Anglo groups disagree over question of how best to work with Bedouin sector
By Raphael AhrenWhile an increasing number of Jewish organizations from abroad and local Anglos have become involved in working with Bedouins in Israel, disagreements arise over the best way to help this disadvantaged community.
A group of American rabbis recently took about 40 Bedouin children and their mothers from the unrecognized village of Hashem Zaneh to the Biblical Zoo in Jerusalem, where they enjoyed ice cream and a 3D movie in Arabic. The excursion was a "real mitzvah" and a "symbolic act" supposed to make U.S. Jews aware of "one of Israel's greatest and most shameful failures," namely the neglect of the country's Bedouin community, said group leader Rabbi Steven Shaw.
Vivian Silver, the co-director of the Negev Institute for Strategies of Peace and Development, is a close personal friend of Shaw, but says his actions are but a drop in the ocean. "I'm not against taking kids to the zoo," the Winnipeg, Canada native told Anglo File last month in Be'er Sheva. "I have a problem patting myself on the back for taking kids to the zoo and giving them ice cream as if that's something extraordinary. It's a very, very small piece in a very big picture."
Bedouins make up a quarter of the Negev's population. Yet they presently live under circumstances that are "catastrophic on all levels," Silver said, referring to their low standard of living, often in unrecognized villages without running water or electricity. She applauded Shaw for his good intentions but pointed out a fundamental difference between his approach and that of her organization. "We think the right thing to do is to empower the community to empower itself," she said. That's also one of the reasons she insisted on sharing the institute's directorship with a Bedouin community development professional, Amal Elsana Alh'jooj.
"It's not about people on the outside to come in and take them on trips or to build them buildings," says Silver, who came here from Canada 35 years ago. Recently, she said, an American donor wanted to help by erecting a playground in a desolate Bedouin village. But since the benefactor acted without communicating with the beneficiaries, the playground was not appreciated and repeatedly vandalized. "You don't dictate what they need," she said, "but you work with the Bedouins to define the solutions. Then you work as partners to implement those solutions."
Besides the Negev Institute, which runs several development and co-existence projects and works with 450 Jewish and Bedouin volunteers a year, another example of Anglo involvement in Bedouin capacity-building programs was a seminar held in Rahat last November. Led by Montreal native Gaila Cohen Morrison, A.H.A.V.A., a nonprofit that usually helps Jewish children with English problems, offered a three-day course teaching four Israelis and six Bedouins how to teach English. However, only three Bedouins took advantage of the offer. She says she is still in touch with the Bedouin teachers.

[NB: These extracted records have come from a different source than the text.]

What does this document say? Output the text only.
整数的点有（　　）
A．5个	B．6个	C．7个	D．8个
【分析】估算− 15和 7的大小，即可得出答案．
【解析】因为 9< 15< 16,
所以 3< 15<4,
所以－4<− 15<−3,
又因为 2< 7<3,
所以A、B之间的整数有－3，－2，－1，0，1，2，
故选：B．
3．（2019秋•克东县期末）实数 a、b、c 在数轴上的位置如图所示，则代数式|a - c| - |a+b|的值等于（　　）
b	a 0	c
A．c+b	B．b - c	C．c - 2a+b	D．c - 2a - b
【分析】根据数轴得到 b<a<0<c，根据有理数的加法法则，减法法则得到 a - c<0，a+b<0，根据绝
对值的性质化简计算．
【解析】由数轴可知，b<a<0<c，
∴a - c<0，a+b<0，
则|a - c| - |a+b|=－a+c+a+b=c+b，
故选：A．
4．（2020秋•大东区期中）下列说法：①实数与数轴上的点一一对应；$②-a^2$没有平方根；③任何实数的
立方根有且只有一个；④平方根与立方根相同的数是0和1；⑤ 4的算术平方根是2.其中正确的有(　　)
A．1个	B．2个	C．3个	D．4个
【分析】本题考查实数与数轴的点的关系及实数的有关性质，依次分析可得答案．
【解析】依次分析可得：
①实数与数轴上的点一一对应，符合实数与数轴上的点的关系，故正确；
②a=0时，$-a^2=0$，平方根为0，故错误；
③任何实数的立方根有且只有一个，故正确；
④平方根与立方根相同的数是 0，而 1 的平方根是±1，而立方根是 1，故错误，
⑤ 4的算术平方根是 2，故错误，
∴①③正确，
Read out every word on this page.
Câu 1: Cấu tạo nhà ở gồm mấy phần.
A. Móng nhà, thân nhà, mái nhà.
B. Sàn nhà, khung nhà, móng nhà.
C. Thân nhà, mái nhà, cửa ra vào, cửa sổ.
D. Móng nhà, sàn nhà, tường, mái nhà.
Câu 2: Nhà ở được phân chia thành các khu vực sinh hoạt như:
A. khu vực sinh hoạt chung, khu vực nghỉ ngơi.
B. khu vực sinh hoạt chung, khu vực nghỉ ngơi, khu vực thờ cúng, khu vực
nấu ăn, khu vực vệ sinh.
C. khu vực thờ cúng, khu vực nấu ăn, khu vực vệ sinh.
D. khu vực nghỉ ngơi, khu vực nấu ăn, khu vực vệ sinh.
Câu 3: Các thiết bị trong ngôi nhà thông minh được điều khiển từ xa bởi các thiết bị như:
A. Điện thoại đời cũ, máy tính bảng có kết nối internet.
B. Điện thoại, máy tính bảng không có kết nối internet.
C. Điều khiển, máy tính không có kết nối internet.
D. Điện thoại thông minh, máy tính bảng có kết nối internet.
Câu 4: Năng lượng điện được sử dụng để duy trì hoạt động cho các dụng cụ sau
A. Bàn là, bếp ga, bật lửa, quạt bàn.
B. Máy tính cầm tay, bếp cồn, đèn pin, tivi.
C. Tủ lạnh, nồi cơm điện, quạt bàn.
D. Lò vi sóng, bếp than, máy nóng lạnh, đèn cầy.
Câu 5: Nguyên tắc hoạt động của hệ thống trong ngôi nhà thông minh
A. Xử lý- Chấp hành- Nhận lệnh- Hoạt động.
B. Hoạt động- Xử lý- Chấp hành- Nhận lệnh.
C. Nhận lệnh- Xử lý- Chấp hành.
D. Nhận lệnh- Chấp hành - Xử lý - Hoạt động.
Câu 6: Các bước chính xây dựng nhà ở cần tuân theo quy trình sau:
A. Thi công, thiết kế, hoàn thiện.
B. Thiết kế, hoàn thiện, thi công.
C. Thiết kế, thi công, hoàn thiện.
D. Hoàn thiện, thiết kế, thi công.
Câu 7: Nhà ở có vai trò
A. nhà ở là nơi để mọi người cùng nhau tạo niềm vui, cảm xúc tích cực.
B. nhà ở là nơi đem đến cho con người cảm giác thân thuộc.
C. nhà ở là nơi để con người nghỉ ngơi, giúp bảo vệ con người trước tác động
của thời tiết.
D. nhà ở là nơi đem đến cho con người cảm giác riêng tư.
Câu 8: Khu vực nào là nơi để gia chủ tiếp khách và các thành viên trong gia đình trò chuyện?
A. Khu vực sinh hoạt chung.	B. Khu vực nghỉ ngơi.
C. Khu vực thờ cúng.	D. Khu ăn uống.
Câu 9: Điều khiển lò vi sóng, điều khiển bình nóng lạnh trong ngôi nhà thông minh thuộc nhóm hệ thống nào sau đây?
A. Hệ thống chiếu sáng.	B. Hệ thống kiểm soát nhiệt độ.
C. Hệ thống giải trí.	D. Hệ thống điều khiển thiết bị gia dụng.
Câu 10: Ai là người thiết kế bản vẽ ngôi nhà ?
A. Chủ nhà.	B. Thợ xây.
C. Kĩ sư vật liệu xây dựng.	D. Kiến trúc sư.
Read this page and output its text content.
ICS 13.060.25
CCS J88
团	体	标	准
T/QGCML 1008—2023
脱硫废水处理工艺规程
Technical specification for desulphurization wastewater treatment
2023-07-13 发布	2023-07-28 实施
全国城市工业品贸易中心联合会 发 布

Silver and Shaw might differ in their approaches, but they agree in their assessment of what might happen if the situation doesn't change soon. Shaw told Anglo File he feared a "Bedouin intifada" and Silver, too, implied a potential security risk for Israel. "If I were living on the other side," she said, "in a state where my most basic rights weren't recognized, I also wouldn't sit quietly with my hands crossed, expecting somebody from the outside to come and help me."
Silver emphasized, however, that preventing an uprising is not the reason for her engagement. "Of course it is in the state's interest to treat the Bedouins as equal citizens. But it's also a Jewish moral imperative, to live in a country that makes sure all citizens have the same rights, opportunities and resources."